A version of Lusin's theorem states that
If $\mu$ is a finite Radon measure on $X$, and $Y$ is a second countable topological spaces, then for any Borel-measurable function $f:X\to Y$ and any $\epsilon>0$, there exists a compact set $K\subseteq X$ such that $\mu(X\setminus K)<\epsilon$ and $f|_K$ is continuous.
I want to know if there is a counterexample when $Y$ is not second countable.
Let $X\triangleq([0,1],\tau_1)$ and $Y\triangleq([0,1],\tau_2)$ where $\tau_1$ is the usual topology, and $\tau_2$ is induced from the Sorgenfrey topology (that is $\tau_2$ is generated by sets of the form $[a,b)\cap[0,1]$).
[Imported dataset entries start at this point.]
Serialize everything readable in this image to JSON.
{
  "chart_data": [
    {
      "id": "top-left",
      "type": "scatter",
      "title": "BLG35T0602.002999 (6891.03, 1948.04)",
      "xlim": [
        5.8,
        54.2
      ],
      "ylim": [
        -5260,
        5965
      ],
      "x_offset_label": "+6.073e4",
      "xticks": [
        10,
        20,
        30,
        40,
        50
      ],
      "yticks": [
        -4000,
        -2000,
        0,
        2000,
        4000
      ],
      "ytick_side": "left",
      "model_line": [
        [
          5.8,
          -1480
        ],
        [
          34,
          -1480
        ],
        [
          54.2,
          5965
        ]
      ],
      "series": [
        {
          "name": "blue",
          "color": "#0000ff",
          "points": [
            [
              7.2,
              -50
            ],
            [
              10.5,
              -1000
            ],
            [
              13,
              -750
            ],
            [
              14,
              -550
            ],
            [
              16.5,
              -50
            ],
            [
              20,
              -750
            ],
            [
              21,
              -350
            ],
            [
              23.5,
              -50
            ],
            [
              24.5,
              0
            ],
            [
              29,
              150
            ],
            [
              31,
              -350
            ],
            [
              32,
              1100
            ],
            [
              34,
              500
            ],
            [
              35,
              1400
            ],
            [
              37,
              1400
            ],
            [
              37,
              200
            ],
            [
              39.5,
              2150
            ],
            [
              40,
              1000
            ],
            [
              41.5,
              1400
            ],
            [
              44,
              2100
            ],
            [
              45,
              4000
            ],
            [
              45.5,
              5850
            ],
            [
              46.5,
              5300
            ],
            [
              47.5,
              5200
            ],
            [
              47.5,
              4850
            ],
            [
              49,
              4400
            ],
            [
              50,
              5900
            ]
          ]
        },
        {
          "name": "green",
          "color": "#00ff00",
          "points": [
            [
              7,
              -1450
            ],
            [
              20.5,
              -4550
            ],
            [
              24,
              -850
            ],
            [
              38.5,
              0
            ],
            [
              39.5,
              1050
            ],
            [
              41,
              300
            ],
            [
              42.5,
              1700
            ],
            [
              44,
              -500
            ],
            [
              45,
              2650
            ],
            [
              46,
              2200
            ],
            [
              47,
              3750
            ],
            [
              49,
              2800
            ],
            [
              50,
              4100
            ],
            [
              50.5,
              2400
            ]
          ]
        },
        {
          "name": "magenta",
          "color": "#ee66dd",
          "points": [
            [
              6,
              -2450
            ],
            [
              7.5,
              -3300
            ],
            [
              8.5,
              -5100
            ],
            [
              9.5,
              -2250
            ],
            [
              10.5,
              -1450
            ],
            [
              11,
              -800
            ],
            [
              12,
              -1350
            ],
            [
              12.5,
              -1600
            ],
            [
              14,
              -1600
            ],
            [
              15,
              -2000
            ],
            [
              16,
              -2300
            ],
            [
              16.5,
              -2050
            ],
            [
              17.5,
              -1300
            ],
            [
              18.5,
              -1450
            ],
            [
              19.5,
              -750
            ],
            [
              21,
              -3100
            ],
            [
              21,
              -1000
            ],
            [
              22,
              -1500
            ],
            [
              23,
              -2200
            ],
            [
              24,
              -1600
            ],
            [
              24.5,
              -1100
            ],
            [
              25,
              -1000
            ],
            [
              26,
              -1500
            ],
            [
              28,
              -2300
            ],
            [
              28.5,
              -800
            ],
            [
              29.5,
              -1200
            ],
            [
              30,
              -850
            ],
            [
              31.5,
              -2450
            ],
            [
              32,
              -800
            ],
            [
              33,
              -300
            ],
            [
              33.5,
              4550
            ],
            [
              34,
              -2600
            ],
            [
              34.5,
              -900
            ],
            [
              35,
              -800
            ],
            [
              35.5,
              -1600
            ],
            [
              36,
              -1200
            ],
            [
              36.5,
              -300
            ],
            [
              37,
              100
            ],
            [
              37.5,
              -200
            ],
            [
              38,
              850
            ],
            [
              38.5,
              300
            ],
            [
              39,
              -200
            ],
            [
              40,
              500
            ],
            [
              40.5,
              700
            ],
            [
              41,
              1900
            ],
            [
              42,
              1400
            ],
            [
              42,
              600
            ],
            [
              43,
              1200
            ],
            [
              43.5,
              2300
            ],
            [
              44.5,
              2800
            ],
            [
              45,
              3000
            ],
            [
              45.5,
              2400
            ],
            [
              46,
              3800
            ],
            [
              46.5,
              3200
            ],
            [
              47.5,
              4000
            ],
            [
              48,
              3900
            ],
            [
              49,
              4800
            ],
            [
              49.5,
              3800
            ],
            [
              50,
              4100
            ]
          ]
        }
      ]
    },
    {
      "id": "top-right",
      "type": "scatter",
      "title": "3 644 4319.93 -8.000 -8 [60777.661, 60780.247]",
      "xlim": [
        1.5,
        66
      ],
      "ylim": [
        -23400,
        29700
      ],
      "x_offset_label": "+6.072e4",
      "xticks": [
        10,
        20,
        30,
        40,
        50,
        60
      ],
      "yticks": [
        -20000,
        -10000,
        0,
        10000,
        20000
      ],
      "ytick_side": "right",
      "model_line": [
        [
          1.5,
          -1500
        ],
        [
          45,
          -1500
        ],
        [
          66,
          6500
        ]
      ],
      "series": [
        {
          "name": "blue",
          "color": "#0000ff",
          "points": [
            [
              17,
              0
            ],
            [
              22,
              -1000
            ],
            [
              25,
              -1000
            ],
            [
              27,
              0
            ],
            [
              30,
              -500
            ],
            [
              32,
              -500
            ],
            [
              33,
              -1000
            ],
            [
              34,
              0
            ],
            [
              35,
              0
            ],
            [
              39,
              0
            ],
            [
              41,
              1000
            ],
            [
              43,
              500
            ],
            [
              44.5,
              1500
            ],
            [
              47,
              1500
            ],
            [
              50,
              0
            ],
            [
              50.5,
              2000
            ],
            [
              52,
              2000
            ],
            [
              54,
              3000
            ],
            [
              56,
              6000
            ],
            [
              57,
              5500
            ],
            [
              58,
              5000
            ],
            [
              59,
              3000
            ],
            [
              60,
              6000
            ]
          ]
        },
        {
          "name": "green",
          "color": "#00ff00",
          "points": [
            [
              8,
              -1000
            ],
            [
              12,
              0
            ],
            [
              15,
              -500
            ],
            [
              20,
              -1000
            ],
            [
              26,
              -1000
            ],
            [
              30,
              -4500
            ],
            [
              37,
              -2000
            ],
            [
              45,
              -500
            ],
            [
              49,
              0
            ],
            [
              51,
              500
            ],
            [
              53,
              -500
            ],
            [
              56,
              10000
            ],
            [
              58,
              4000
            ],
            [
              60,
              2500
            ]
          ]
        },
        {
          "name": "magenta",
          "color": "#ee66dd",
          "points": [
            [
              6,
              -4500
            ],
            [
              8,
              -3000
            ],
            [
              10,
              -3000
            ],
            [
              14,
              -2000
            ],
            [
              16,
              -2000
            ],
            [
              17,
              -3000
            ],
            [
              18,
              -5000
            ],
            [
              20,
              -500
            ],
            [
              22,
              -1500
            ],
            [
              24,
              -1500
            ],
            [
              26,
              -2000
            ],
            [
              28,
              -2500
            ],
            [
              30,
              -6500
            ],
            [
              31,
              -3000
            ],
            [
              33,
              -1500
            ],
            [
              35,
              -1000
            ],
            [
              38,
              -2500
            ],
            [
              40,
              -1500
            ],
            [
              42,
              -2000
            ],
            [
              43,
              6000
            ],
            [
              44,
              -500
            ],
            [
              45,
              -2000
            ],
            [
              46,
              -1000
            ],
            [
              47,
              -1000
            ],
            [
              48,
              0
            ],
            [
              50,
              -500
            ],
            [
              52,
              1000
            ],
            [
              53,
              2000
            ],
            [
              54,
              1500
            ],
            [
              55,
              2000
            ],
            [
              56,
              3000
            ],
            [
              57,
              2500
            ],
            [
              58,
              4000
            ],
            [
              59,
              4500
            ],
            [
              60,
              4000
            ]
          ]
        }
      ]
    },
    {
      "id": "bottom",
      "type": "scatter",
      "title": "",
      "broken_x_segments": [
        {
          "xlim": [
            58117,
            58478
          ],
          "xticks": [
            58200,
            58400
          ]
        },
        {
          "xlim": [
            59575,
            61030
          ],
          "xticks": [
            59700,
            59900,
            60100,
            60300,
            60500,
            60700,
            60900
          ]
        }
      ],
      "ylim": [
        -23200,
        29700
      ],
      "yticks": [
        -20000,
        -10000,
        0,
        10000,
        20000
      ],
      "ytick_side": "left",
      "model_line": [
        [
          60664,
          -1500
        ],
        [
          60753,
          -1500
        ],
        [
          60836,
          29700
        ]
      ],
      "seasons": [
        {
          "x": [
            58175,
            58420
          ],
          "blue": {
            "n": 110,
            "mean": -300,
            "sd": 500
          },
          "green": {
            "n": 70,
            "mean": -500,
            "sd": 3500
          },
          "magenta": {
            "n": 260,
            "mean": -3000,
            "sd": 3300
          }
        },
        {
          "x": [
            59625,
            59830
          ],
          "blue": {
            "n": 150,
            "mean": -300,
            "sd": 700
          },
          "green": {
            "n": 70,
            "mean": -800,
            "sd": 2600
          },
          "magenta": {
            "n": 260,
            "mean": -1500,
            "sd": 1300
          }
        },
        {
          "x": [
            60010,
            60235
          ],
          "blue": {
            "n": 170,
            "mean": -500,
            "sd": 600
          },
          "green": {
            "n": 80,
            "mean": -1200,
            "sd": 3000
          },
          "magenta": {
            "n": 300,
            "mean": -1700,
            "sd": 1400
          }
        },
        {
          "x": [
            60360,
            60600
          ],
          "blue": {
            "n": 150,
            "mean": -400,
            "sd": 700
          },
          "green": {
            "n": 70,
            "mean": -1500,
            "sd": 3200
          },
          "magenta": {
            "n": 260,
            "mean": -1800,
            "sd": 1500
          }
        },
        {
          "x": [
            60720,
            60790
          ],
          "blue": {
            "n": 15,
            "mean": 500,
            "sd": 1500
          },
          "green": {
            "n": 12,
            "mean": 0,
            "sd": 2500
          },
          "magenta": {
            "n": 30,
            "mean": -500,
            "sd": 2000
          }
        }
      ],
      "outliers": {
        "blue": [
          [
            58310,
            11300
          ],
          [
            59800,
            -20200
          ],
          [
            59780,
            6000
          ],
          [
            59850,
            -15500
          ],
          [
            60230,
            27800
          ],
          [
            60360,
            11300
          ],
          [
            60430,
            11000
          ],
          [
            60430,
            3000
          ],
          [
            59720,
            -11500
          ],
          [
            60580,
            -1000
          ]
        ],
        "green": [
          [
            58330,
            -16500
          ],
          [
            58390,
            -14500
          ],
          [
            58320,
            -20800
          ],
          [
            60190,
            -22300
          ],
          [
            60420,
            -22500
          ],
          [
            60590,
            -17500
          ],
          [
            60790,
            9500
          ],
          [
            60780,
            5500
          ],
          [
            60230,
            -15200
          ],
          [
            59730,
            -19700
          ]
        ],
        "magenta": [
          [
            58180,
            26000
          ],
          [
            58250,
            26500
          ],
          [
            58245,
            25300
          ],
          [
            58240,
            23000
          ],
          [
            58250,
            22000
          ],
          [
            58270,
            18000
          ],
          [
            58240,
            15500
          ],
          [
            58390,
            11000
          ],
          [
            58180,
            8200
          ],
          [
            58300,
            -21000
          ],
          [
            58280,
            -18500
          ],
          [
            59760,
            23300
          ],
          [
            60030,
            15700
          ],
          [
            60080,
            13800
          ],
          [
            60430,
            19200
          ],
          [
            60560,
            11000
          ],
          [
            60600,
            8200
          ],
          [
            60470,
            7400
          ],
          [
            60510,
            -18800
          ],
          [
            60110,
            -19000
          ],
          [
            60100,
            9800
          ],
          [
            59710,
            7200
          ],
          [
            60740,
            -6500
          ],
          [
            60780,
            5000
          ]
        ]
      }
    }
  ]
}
Note that $Y$ is not second countable. Consider the Lebesgue measure $\mu\triangleq\mathcal{L}^1|_{[0,1]}$ on $X$.
Now consider the identity map $i:X\to Y$.
One can show that $\mathcal{B}([0,1],\tau_2)=\mathcal{B}([0,1],\tau_1)$, and so $i$ is Borel-measurable.
To show that Lusin's theorem does not hold it suffices to note that $Y$ is totally disconnected, whereas $X$ is connected. Hence, $i$ is cannot be continuous when restricted to any nontrivial open subset of $X$.